Warren Buffett’s Berkshire Hathaway has almost never paid a dividend © Johannes Eislele/AFP/Getty

It has been a dismal year for income investors. The economic shock from Covid-19 has proved deadly for dividends, with scores of companies reducing, deferring or cancelling their payouts to investors altogether.

When income stalwart Royal Dutch Shell cut its dividend for the first time since the second world war, some said it heralded the death of equity income as we know it.

Others were less pessimistic, hoping the income drought could be temporary. Last week, property company Land Securities became the first FTSE 100 firm to say it intended to restart dividend payments later this year.

However, the economic impact of the virus is likely to weigh on the level of payouts for some time to come. Historic yields for global equities are now roughly in line or slightly below long-term averages. While we can expect a recovery in dividends as economies ‘normalise,’ we don’t know how long this might take, or indeed, what ‘normal’ might look like.

So how can income investors recalibrate their strategy?

I would suggest you look to Warren Buffett. Admittedly, he has not had a good crisis, with big bets on airlines and oil companies unwinding in the pandemic — but I’m not talking about that.

One of the first columns I wrote for FT Money was about Warren Buffett’s dislike of dividends. The Sage of Omaha is unequivocal that the best way to return value to shareholders is by reinvesting profits back into a business.

Although Berkshire Hathaway has proved itself to be a cash generating machine over the years, it has almost never paid a dividend. The one exception was back in 1967 and Buffett often jokes that he must have been in the bathroom when the decision was made.

Now is the time for income seekers to revisit the investment basics he has famously favoured — invest in quality businesses with good management and trust them to plough the profits they make back into the business and thus drive long-term capital growth.

Recent events demonstrate a point that is consistently made, but often ignored at investors’ own peril: the highest yielding stocks do not always produce the best long-term outcomes for income investors.

Carl Stick, manager of the Rathbone Income Fund, calls it “an honest reckoning of the ill-discipline that accompanied cash returns to shareholders for many years”. Ergo, cheap funding enabled many businesses to over-distribute cash, while avoiding adequate discussion about the investment needed to lay the foundation for future growth.

It is notable that companies with higher levels of debt on their balance sheets have been at greatest risk of cutting dividends, while those with more defensive business models and stronger balance sheets have been less likely.

The other glaring risk for investors, which I have pointed out many times over the years, is that of concentration risk.

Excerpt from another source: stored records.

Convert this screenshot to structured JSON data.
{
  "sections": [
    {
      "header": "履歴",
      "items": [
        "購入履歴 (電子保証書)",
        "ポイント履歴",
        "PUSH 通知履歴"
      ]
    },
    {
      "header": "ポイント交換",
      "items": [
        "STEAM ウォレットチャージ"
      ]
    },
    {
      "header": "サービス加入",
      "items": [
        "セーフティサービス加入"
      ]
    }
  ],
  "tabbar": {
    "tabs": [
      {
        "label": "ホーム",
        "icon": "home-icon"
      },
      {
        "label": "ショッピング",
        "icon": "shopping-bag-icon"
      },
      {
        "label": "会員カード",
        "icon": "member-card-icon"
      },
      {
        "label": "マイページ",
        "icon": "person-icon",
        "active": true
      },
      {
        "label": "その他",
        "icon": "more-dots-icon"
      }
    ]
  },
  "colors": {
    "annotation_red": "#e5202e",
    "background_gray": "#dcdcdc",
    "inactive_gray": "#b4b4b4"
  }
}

This has long been a problem for the FTSE 100, where the bulk of dividend income is generated by a small and shrinking pool of companies.

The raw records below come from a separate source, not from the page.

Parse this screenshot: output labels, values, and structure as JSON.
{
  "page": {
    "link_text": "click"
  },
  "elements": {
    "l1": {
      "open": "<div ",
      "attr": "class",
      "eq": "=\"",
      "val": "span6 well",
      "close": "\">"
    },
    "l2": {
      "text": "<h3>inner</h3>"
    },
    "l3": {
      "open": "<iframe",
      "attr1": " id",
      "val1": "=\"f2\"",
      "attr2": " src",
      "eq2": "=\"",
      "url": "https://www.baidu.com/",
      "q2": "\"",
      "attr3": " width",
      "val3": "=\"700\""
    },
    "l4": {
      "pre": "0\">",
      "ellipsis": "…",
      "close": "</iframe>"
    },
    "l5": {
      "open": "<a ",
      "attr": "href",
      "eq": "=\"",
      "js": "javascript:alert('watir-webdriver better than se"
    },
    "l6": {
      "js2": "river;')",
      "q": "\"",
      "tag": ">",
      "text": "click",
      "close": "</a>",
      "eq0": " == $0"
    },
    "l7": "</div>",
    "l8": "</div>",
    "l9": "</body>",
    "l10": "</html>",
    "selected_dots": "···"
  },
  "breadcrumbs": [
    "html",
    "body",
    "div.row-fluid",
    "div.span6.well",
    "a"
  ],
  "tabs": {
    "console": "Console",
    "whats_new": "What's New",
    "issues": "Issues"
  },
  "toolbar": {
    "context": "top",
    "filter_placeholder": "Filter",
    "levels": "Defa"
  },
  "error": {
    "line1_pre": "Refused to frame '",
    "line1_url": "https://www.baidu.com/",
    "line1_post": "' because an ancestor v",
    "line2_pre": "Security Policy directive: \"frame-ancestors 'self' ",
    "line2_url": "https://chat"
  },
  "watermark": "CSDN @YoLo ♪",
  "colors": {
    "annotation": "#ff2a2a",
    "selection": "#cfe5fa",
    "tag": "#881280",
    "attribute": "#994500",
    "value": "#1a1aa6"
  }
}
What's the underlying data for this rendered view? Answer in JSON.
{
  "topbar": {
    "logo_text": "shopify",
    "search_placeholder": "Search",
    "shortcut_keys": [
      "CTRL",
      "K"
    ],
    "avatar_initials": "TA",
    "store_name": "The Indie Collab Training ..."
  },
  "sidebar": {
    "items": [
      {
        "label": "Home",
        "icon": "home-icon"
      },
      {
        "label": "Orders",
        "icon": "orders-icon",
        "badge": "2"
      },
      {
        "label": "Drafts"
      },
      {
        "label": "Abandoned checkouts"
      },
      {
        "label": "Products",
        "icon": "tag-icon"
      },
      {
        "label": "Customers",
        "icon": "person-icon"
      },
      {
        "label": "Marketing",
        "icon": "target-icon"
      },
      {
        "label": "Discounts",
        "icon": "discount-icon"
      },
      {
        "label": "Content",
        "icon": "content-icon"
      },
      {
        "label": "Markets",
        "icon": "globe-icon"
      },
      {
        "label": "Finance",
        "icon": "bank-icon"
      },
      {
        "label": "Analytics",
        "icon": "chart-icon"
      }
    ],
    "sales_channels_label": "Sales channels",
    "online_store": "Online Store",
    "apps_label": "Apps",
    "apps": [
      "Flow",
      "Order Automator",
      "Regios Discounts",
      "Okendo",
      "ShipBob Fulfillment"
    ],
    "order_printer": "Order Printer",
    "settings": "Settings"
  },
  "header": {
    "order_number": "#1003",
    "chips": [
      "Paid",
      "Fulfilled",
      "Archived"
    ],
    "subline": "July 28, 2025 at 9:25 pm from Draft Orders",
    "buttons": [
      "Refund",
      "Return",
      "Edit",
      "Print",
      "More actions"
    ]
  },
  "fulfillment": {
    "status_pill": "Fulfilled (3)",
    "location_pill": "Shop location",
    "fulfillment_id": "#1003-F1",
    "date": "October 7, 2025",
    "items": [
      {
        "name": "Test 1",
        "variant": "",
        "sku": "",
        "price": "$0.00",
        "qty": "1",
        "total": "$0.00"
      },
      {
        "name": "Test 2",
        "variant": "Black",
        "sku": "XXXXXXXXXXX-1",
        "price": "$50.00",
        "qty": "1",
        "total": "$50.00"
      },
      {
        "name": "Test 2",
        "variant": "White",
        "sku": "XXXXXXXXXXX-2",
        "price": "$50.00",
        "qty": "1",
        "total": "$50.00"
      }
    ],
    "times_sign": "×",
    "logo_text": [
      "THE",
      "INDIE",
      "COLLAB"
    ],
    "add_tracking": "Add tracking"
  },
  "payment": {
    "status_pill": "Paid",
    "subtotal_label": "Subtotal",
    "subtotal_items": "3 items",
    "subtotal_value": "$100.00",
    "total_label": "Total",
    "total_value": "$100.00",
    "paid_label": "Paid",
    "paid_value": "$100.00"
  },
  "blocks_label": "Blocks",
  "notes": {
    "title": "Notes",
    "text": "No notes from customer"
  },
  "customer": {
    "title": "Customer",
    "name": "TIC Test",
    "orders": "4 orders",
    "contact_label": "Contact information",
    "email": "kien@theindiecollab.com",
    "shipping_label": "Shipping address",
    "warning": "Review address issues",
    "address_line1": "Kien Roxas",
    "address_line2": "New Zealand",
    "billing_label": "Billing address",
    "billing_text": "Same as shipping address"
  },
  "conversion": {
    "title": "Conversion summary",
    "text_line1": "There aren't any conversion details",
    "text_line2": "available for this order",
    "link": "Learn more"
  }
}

Many companies had been blindly anchored to maintaining payouts, regardless of other priorities and, in some cases, common sense.

The crisis means that companies have had to reset their overall investment priorities, not just their dividend policies, as they strive to rebuild businesses that will prosper in the post-Covid economy.

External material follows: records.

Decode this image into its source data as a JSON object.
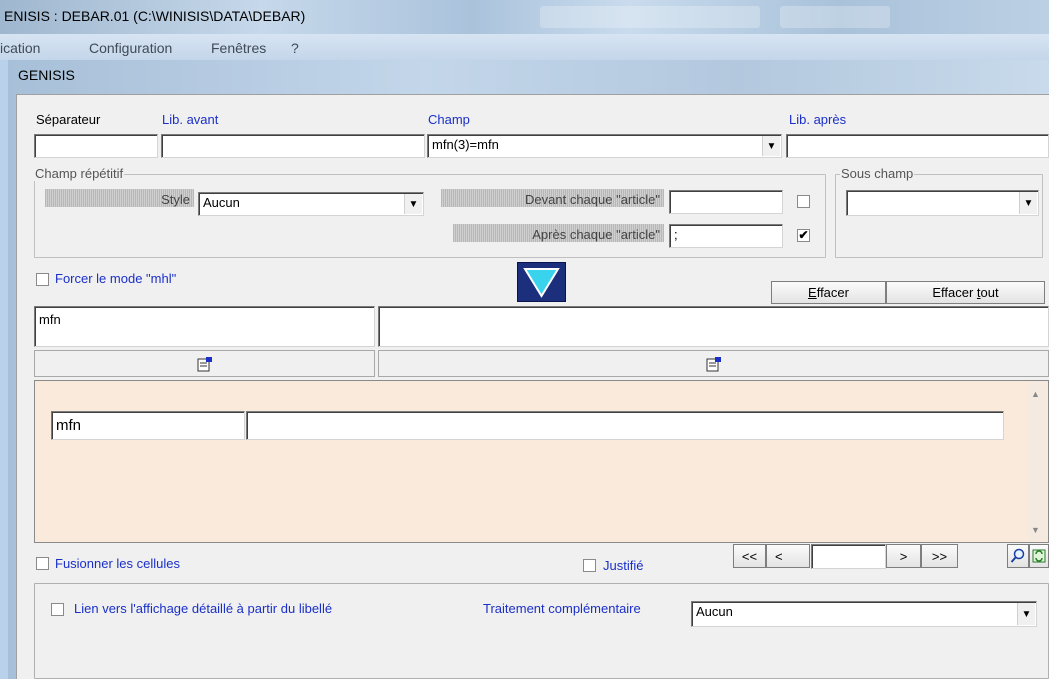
{
  "titlebar": {
    "title": "ENISIS : DEBAR.01 (C:\\WINISIS\\DATA\\DEBAR)"
  },
  "menu": {
    "items": [
      "ication",
      "Configuration",
      "Fenêtres",
      "?"
    ]
  },
  "child": {
    "title": "GENISIS"
  },
  "labels": {
    "separateur": "Séparateur",
    "lib_avant": "Lib. avant",
    "champ": "Champ",
    "lib_apres": "Lib. après"
  },
  "fields": {
    "separateur_value": "",
    "lib_avant_value": "",
    "champ_value": "mfn(3)=mfn",
    "lib_apres_value": ""
  },
  "champ_repetitif": {
    "legend": "Champ répétitif",
    "style_label": "Style",
    "style_value": "Aucun",
    "devant_label": "Devant chaque \"article\"",
    "devant_value": "",
    "devant_checked": false,
    "apres_label": "Après chaque \"article\"",
    "apres_value": ";",
    "apres_checked": true
  },
  "sous_champ": {
    "legend": "Sous champ",
    "value": ""
  },
  "forcer": {
    "label": "Forcer le mode \"mhl\"",
    "checked": false
  },
  "buttons": {
    "effacer_first": "E",
    "effacer_rest": "ffacer",
    "effacer_tout_prefix": "Effacer ",
    "effacer_tout_u": "t",
    "effacer_tout_rest": "out"
  },
  "expression": {
    "left": "mfn",
    "right": ""
  },
  "preview": {
    "cell_left": "mfn",
    "cell_right": ""
  },
  "options": {
    "fusionner_label": "Fusionner les cellules",
    "fusionner_checked": false,
    "justifie_label": "Justifié",
    "justifie_checked": false,
    "nav_first": "<<",
    "nav_prev": "<",
    "nav_value": "",
    "nav_next": ">",
    "nav_last": ">>"
  },
  "bottom": {
    "lien_label": "Lien vers l'affichage détaillé à partir du libellé",
    "lien_checked": false,
    "traitement_label": "Traitement complémentaire",
    "traitement_value": "Aucun"
  },
  "colors": {
    "preview_bg": "#faeadc",
    "blue_label": "#1a2fc8",
    "arrow_button": "#1b2f7c",
    "arrow_fill": "#39d3ee"
  }
}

They’re not the only ones having to adjust; so too are fund managers at the helm of equity income vehicles, as well as individual investors who have relied on generous, but often unrealistic, dividend payouts. So what should you consider as you re-evaluate your portfolio?

Firstly, recalibrate your income expectations to more sustainable levels as we adjust to the new reality. The profits earned by companies will be lower, and dividends will therefore be lower.

Secondly, be more like Buffett. The dividend yield may have been a big factor when you picked the companies in your portfolio, but now is the time to go back to basics and look at the growth strategy. Buffett believes when you buy into a business, you buy into that business model and the management. If you believe that management are good at allocating capital and the business model is solid, then stay invested.

Thirdly, be realistic. A drop in income hurts, and if you don’t have cash reserves to fall back on then you may need to sell part of your capital. But if that capital has grown because the business has reinvested it prudently, then the net result will be the same.

Fourthly, be mindful of eggs and baskets. Despite the challenging headwinds, there are still some businesses that are operating profitably and paying dividends — but you may need to look further afield to find them.

Some income fund managers have been diversifying geographically, targeting dividend-paying companies in Asia. European and UK businesses tend to pay out a larger proportion of earnings than in other markets, and so dividends have been more vulnerable. Other fund managers believe the best capital growth opportunities will come from companies that have suspended dividends, as share prices could recover strongly when payouts resume.

By focusing on the long-term growth potential, you should end up holding businesses that will be best placed to start paying a dividend when the storm passes.